More than 1,600 consumer products manufactured with nanotechnology—science, engineering and technology executed at the nanoscale level—have entered the global marketplace since 2005, and the World Technology Evaluations Center has projected a $3-trillion market for nano-engineered products by 2020.

When manufacturing pioneers first began manipulating matter at the molecular level to achieve product and process innovation, Shook, Hardy & Bacon lawyers skilled in intellectual property, public policy, regulatory compliance, environmental law, supply-chain risk management, and product liability litigation recognized that this rapidly changing business environment would require their expertise.

By monitoring developments in regulatory, legal and scientific arenas, Shook lawyers are well-prepared to anticipate the environmental, health and safety issues that clients using nanotechnology may encounter given the specter of government regulators and private litigants turning their attention to the ever-increasing presence of this emerging technology. 
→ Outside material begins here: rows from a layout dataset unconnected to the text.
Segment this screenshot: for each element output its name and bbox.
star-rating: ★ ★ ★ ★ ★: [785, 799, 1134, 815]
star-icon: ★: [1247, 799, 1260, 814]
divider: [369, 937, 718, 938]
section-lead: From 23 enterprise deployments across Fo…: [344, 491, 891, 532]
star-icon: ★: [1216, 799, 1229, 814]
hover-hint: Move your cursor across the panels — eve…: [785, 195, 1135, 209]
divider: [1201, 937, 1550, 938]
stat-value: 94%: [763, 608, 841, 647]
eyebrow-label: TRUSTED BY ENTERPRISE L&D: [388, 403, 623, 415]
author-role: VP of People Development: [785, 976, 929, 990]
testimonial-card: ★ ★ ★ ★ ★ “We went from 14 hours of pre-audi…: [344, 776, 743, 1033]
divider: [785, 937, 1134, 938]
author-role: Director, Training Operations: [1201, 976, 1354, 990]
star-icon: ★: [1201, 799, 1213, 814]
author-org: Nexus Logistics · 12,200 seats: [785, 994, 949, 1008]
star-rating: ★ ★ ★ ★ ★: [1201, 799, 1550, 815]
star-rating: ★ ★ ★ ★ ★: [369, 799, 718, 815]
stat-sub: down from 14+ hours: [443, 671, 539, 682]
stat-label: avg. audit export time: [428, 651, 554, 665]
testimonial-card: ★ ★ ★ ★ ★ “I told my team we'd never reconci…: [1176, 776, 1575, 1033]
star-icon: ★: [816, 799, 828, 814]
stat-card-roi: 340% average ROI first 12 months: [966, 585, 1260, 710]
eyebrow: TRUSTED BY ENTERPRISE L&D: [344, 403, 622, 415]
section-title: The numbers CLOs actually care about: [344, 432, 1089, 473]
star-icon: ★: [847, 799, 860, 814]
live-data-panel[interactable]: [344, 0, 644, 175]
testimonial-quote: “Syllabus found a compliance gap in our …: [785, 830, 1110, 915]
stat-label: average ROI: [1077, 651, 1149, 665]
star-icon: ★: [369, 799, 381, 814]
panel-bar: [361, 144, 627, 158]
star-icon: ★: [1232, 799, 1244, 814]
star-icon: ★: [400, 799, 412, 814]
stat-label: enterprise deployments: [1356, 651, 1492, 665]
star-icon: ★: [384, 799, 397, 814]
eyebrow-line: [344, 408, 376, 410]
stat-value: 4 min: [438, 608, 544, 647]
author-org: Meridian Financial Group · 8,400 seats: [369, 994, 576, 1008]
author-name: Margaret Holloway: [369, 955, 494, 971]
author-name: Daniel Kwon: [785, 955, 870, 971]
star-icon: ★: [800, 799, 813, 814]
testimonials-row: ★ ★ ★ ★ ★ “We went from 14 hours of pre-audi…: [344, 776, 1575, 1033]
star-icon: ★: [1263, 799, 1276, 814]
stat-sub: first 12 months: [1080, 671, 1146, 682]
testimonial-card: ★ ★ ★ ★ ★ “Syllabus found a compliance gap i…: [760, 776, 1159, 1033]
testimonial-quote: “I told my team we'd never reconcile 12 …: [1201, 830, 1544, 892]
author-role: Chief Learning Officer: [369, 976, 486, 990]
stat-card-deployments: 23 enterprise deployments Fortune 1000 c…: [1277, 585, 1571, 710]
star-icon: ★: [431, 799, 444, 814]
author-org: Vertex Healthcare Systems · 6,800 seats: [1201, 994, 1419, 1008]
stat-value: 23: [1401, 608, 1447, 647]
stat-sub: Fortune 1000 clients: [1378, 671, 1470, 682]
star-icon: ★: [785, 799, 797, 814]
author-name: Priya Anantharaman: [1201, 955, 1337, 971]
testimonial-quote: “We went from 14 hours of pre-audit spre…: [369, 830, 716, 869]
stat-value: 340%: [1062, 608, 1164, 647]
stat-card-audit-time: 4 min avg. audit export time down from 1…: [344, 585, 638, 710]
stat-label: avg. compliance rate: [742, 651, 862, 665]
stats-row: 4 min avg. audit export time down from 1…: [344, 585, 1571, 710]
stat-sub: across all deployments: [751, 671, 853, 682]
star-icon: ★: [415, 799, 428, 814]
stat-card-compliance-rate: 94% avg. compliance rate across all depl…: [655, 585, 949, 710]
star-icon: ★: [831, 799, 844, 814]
Shook’s intellectual property lawyers, for example, have drafted and prosecuted patent applications as well as counseled clients about nanotechnology-enabled drug delivery systems, biomedical and biochemical applications, signal processing, and carbon nanotube construction and manipulation.

In conjunction with an American Bar Association nanotechnology initiative, we have also reviewed existing statutes and provided input to the U.S. Environmental Protection Agency about existing regulatory oversight of nanotechnology. We have provided similar input to the Food and Drug Administration and authored articles about ways that companies can mitigate regulatory, litigation and reputational risks related to the nanotechnology frontier.